Thoughts after watching Herzog's Woyzeck

Several of us, mostly from the Ubu cast, watched Werner Herzog's 1979 adaptation of Woyzeck the other day. I'd seen it around the time it came out, but remembered almost nothing about it (other than being disappointed by comparison to Herzog's earlier movies). This second viewing, informed by reading Büchner's script and living with our evolving version of it for a couple of years, made a lot more sense to me. Here's a bit of what went through my mind, and I hope others will join in.

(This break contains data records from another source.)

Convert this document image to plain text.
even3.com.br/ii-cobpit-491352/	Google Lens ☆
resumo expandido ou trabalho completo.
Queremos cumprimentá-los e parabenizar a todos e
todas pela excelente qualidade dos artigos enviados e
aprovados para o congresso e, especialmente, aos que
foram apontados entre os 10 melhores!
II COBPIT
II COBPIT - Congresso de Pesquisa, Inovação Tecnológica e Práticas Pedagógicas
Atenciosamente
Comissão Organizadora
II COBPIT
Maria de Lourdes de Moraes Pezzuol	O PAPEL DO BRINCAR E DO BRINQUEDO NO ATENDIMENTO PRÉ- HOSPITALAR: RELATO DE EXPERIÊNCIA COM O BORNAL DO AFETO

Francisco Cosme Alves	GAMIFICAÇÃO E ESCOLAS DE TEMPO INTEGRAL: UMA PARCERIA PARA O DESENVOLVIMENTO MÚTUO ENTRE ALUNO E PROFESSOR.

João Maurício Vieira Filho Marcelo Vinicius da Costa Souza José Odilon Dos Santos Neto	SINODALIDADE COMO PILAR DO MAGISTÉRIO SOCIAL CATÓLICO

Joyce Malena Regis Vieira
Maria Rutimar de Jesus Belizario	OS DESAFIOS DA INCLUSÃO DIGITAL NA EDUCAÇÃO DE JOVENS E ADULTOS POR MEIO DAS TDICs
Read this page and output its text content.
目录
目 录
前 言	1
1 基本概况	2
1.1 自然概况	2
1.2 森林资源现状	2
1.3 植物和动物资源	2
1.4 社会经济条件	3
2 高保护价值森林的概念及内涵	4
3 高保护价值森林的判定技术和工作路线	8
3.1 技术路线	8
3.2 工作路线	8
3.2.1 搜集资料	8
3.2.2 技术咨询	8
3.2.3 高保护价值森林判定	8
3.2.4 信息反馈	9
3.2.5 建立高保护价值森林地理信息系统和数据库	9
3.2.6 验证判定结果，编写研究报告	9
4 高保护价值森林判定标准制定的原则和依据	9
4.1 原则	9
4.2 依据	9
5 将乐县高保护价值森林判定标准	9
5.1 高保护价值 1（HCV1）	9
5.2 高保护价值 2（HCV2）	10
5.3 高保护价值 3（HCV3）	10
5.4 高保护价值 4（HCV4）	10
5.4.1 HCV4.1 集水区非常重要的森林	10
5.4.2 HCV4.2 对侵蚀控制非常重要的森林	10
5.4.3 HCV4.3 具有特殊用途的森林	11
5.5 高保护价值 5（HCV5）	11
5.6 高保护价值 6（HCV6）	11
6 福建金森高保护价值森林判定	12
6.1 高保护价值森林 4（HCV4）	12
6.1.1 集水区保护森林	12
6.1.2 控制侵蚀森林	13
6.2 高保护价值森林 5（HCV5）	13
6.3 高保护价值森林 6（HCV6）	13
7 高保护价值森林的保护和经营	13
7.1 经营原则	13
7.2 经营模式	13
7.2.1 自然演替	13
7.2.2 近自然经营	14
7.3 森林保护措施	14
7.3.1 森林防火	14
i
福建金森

1. For the first time, i really grasped the implications of Sarah's point about the fragmentary/unfinished nature of the original. There's no definitive version of the play, and different translators/directors have fiddled around with it in all sorts of ways. (In some of our earliest discussions of what we might do with it, we briefly toyed with the idea of drawing scenes out of a hat and performing them in totally random order.) Sure enough, Herzog's adaptation includes almost everything ours does, only in a markedly different sequence, plus an additional scene at the end. The effect reminded me of the time I provided text material for a dance piece by three friends--I gave them lots of fragments and told them to take what they wanted and then do anything with it they wanted. When I saw the actual performance, i recognized almost all the words coming out of their mouths, but had no idea what they'd say next or how it would sound. Likewise, everything Woyzeck and company did and said was familiar, yet not.

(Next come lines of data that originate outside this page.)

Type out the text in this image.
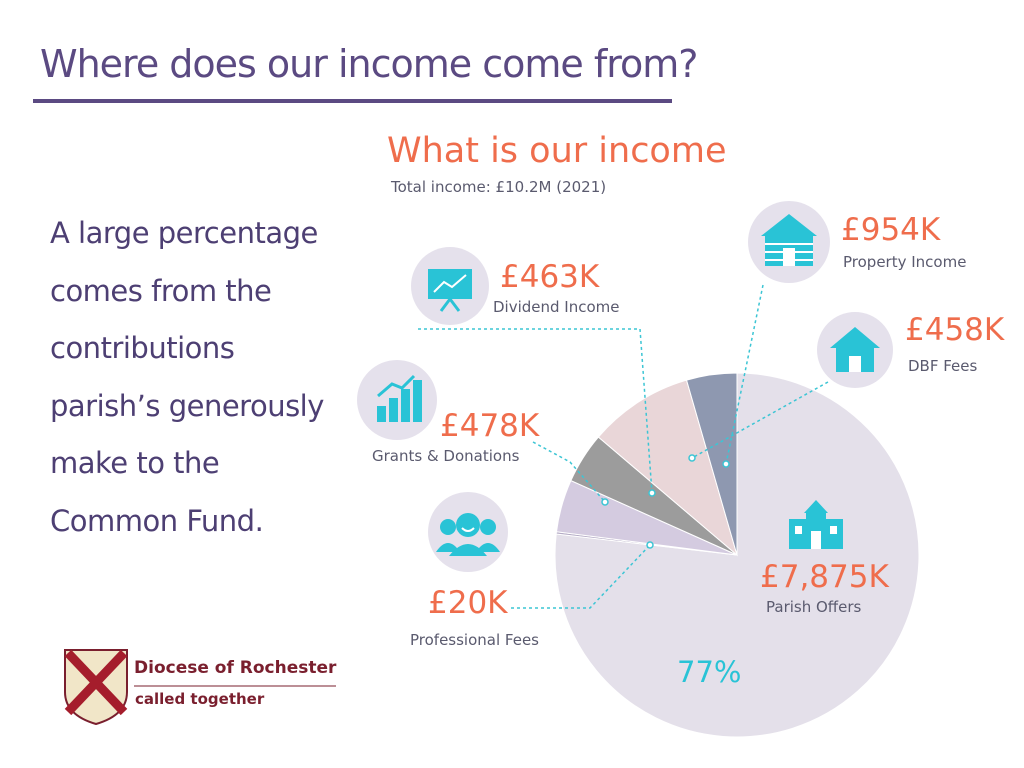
Where does our income come from?
A large percentage comes from the contributions parish’s generously make to the Common Fund.
What is our income
Total income: £10.2M (2021)
£954K
Property Income
£458K
DBF Fees
£463K
Dividend Income
£478K
Grants & Donations
£20K
Professional Fees
£7,875K
Parish Offers
77%
Diocese of Rochester
called together
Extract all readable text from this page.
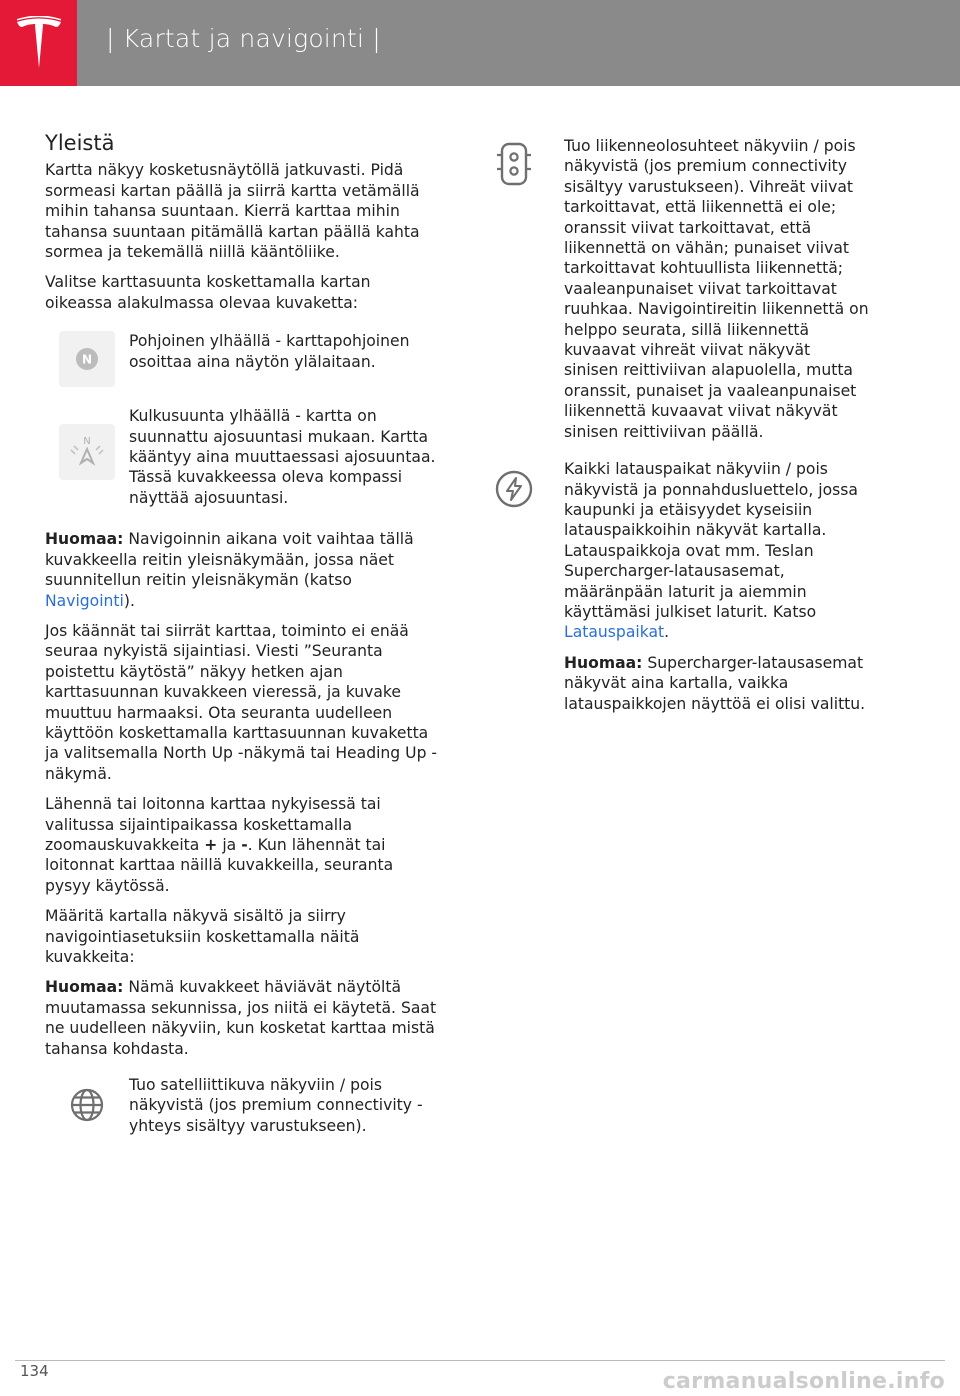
| Kartat ja navigointi |
Yleistä

Kartta näkyy kosketusnäytöllä jatkuvasti. Pidä sormeasi kartan päällä ja siirrä kartta vetämällä mihin tahansa suuntaan. Kierrä karttaa mihin tahansa suuntaan pitämällä kartan päällä kahta sormea ja tekemällä niillä kääntöliike.

Valitse karttasuunta koskettamalla kartan oikeassa alakulmassa olevaa kuvaketta:

N
Pohjoinen ylhäällä - karttapohjoinen osoittaa aina näytön ylälaitaan.
N
Kulkusuunta ylhäällä - kartta on suunnattu ajosuuntasi mukaan. Kartta kääntyy aina muuttaessasi ajosuuntaa. Tässä kuvakkeessa oleva kompassi näyttää ajosuuntasi.

Huomaa: Navigoinnin aikana voit vaihtaa tällä kuvakkeella reitin yleisnäkymään, jossa näet suunnitellun reitin yleisnäkymän (katso Navigointi).

Jos käännät tai siirrät karttaa, toiminto ei enää seuraa nykyistä sijaintiasi. Viesti ”Seuranta poistettu käytöstä” näkyy hetken ajan karttasuunnan kuvakkeen vieressä, ja kuvake muuttuu harmaaksi. Ota seuranta uudelleen käyttöön koskettamalla karttasuunnan kuvaketta ja valitsemalla North Up -näkymä tai Heading Up -näkymä.

Lähennä tai loitonna karttaa nykyisessä tai valitussa sijaintipaikassa koskettamalla zoomauskuvakkeita + ja -. Kun lähennät tai loitonnat karttaa näillä kuvakkeilla, seuranta pysyy käytössä.

Määritä kartalla näkyvä sisältö ja siirry navigointiasetuksiin koskettamalla näitä kuvakkeita:

Huomaa: Nämä kuvakkeet häviävät näytöltä muutamassa sekunnissa, jos niitä ei käytetä. Saat ne uudelleen näkyviin, kun kosketat karttaa mistä tahansa kohdasta.

Tuo satelliittikuva näkyviin / pois näkyvistä (jos premium connectivity -yhteys sisältyy varustukseen).

Tuo liikenneolosuhteet näkyviin / pois näkyvistä (jos premium connectivity sisältyy varustukseen). Vihreät viivat tarkoittavat, että liikennettä ei ole; oranssit viivat tarkoittavat, että liikennettä on vähän; punaiset viivat tarkoittavat kohtuullista liikennettä; vaaleanpunaiset viivat tarkoittavat ruuhkaa. Navigointireitin liikennettä on helppo seurata, sillä liikennettä kuvaavat vihreät viivat näkyvät sinisen reittiviivan alapuolella, mutta oranssit, punaiset ja vaaleanpunaiset liikennettä kuvaavat viivat näkyvät sinisen reittiviivan päällä.

Kaikki latauspaikat näkyviin / pois näkyvistä ja ponnahdusluettelo, jossa kaupunki ja etäisyydet kyseisiin latauspaikkoihin näkyvät kartalla. Latauspaikkoja ovat mm. Teslan Supercharger-latausasemat, määränpään laturit ja aiemmin käyttämäsi julkiset laturit. Katso Latauspaikat.

Huomaa: Supercharger-latausasemat näkyvät aina kartalla, vaikka latauspaikkojen näyttöä ei olisi valittu.

134	carmanualsonline.info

2. The downside of this arbitrariness is that there's no real character development in the story. Woyzeck (the character) starts off pretty crazy, stays that way as he undergoes various trials and tribulations, and just gets a little crazier at the end. Maybe I'm missing something, but it seems like there's no single incident that pushes him over the edge--he's already over it from the get-go. I think that has a lot to do with why I didn't remember much about the movie, and why the printed script of the play (minus our, or anyone else's, staging of it) feels a little slight to me.

3. I get the sensation, particularly watching Herzog's filmed version, that the play is from a totally different era and culture than ours. Well, that's obvious, of course, but what I mean is that few of the conventions we as audience members 150 years later take for granted--Method acting, narrative arc, even cause and effect--apply here, at least not in recognizable form.

This is not to suggest I don't find Woyzeck interesting--far from it! In fact, I'm eager to see what other adapters have done with Büchner's raw material, including Berg's opera and the several other film versions.